Ha habido improvisación en las reformas política y tributaria y el Gobierno no se alinea con las prioridades fijadas por el Presidente.
El inicio del segundo período de Santos ha sido decepcionante para quienes votamos por él. Como va, habrá malgastado sus primeros cien días, algo excusable en un primer período, pero no cuando se llevan cuatro años gobernando.
La primera decepción es la llamada reforma política. Es increíble que se improvise tanto con una reforma constitucional. Como señalé en columna reciente, solo tiene dos temas bien pensados y con respecto a los cuales hay consenso: el entierro de la reelección presidencial, a mala hora resucitada por Uribe, y la eliminación del Consejo de la Judicatura, sin duda el mayor error que cometimos los constituyentes de 1991. Lo demás es como el ‘ya que’ de algunas señoras cuando hay que hacer una reparación en la casa: ‘ya que’ toca cambiar el techo, por qué no hacemos otro cuarto de huéspedes y ponemos un jacuzzi, o cualquier otra idea frívola, cuando no claramente inconveniente.

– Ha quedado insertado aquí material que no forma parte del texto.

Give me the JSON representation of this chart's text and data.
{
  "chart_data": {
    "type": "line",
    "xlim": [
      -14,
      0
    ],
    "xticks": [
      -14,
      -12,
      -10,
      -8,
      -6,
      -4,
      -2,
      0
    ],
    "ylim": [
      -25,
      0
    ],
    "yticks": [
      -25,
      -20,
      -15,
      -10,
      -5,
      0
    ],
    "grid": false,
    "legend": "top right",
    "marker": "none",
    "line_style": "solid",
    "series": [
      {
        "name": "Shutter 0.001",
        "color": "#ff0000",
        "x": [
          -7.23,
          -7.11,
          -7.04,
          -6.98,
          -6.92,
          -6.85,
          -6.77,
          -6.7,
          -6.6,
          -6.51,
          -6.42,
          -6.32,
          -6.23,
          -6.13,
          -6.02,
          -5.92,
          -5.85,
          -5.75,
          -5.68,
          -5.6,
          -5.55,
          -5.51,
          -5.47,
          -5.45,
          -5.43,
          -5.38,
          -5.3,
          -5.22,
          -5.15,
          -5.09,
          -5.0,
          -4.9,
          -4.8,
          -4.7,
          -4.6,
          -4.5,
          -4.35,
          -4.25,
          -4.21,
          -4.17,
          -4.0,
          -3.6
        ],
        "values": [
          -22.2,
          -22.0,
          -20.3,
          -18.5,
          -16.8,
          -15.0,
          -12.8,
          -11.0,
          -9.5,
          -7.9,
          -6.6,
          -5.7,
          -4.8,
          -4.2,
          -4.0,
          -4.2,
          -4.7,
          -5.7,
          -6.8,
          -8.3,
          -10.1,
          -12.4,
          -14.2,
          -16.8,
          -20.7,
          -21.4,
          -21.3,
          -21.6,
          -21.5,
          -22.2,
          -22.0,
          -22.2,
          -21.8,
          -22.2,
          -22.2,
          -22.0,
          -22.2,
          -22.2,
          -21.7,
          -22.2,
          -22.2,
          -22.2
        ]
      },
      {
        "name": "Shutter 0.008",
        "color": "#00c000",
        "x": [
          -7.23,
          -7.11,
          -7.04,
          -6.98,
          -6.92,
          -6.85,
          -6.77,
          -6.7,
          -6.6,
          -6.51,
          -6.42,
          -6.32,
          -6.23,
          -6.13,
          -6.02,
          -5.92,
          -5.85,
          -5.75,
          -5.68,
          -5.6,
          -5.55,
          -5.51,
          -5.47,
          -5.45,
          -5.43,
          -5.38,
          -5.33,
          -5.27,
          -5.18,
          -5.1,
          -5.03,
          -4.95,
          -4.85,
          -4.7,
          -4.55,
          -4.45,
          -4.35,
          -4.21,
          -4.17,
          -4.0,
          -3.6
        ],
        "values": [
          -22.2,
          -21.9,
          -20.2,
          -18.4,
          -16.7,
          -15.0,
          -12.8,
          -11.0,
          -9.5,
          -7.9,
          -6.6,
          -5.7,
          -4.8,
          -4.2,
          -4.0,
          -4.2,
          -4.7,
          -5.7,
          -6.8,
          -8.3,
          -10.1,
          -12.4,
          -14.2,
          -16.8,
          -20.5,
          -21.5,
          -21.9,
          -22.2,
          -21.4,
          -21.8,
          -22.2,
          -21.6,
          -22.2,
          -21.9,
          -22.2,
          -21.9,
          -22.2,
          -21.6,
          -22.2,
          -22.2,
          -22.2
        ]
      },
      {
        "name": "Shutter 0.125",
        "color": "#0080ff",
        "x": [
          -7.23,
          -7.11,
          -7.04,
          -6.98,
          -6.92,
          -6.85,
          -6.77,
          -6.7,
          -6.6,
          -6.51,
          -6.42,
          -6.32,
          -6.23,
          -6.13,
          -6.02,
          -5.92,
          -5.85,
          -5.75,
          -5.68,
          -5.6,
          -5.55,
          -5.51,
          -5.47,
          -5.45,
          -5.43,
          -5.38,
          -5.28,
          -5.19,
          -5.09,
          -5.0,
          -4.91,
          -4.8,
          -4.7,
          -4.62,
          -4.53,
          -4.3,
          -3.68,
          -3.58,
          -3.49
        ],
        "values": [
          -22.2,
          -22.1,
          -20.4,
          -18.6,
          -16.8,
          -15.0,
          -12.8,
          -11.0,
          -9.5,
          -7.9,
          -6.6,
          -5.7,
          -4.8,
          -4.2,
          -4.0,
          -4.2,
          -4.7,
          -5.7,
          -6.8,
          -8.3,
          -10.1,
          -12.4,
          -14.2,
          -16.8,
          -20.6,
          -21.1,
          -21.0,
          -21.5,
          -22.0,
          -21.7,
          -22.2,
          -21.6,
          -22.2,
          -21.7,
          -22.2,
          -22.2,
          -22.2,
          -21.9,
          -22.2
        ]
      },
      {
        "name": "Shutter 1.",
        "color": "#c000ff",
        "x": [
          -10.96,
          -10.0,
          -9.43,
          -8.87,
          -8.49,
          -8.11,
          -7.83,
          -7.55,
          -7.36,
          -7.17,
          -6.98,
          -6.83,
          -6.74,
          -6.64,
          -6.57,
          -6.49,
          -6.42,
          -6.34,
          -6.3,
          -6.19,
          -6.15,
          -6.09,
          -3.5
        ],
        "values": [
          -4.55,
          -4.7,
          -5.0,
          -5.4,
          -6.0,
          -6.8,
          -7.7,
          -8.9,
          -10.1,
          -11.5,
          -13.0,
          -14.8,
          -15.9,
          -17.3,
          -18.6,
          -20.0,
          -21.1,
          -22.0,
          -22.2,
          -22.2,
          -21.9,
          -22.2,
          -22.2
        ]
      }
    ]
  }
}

La segunda es la reforma tributaria. El Gobierno sabía que llegaban a su fin dos impuestos temporales, muy inequitativos y contraproducentes para el crecimiento económico: el impuesto al patrimonio de las empresas y el gravamen a las transacciones financieras. Y que, por lo tanto, había que reemplazarlos. Sabía, además, que era probable que se redujeran los ingresos provenientes de las exportaciones petroleras. Todos lo sabíamos. Pero, en lugar de aprovechar esta necesidad innegable para preparar un buen proyecto de reforma estructural (como la que hizo en su primer período) y ambientarlo ante la opinión, decidió coger por el camino políticamente fácil de reponer estos malos tributos e, inicialmente, incluso de aumentarlos. Hoy no solo los académicos, sino los gremios, le están rogando al Gobierno que aumente sus recaudos, pero que lo haga de una manera razonable.

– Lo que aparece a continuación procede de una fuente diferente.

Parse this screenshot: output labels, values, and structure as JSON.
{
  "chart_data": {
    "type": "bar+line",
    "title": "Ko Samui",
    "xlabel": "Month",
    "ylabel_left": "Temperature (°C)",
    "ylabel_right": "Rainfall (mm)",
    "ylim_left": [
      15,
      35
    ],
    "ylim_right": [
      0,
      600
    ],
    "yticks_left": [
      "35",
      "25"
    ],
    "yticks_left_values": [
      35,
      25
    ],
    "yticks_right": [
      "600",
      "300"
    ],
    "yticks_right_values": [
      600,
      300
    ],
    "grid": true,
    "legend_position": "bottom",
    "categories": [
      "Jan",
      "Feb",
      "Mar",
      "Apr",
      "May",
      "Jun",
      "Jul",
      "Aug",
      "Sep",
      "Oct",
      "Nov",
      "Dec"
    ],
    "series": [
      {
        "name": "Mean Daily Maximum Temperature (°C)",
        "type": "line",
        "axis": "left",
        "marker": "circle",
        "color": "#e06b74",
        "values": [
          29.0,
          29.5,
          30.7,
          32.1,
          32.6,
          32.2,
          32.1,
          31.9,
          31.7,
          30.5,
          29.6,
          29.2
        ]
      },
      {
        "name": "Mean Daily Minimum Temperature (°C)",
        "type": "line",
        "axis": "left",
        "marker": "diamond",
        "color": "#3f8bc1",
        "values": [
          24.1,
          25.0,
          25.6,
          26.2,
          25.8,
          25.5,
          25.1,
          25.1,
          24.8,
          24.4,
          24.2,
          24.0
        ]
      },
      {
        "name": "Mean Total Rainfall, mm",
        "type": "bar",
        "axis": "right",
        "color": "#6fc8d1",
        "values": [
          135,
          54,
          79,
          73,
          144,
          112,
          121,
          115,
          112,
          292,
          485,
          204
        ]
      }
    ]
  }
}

Hacer una reforma tributaria de fondo es una oportunidad que usualmente se presenta apenas cada diez años. La aprovechamos muy bien en 1974, cuando dotamos al país de un régimen tributario moderno: se introdujo el IVA, se unificaron los impuestos a la renta, se gravaron por vez primera las ganancias de capital y se estableció la renta presuntiva. Se aprovechó también, en 1986, cuando se limpió el impuesto a la renta de las exenciones y privilegios que se habían vuelto a introducir después de 1974, y se redujeron sus tasas. E, incluso, en 1995, cuando subimos la tasa del IVA por última vez, en dos puntos, para financiar el aumento en gastos de educación y salud que ordenó la Constitución de 1991. Esta vez, en cambio, parece que va a ser una oportunidad desperdiciada.

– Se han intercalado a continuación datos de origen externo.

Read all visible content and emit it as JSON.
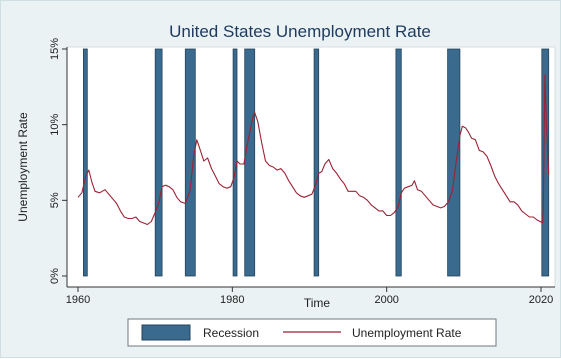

La tercera decepción se refiere al hecho de que el Gobierno no parece alineado con las prioridades claras que fijó el Presidente en su discurso de posesión. Y al parecer a Santos no le importa mucho. Porque si le importara, se habría asegurado de que la reforma tributaria dejara bien financiadas sus nuevas prioridades: la paz (el posconflicto), la atención a la primera infancia y la calidad de la educación básica. El pobre Ministro de Hacienda parece un equilibrista ante las ambiciones presupuestales desmedidas de algunos colegas y del Vicepresidente, quien está dedicado a su propia agenda y a pelear solo por los recursos para sus programas.
El Presidente tiene que ponerse las pilas. Tiene una buena orquesta, pero no la dirige. Si sigue dejando que cada cual toque su propia melodía, habrá una que otra cosa para mostrar (en educación, en transporte, en telecomunicaciones), pero no un legado de gobierno. Y corre el riesgo de pasar a la historia como un Presidente light. Ya padecimos la levedad de Pastrana después del ‘todo fue a mis espaldas’ de Samper. Me resisto a creer que, después del ‘todo vale’ de Uribe, nos vuelva a suceder eso con Santos, quien se había preparado tanto para hacer un ‘Buen Gobierno’ y había sido tres veces un buen ministro.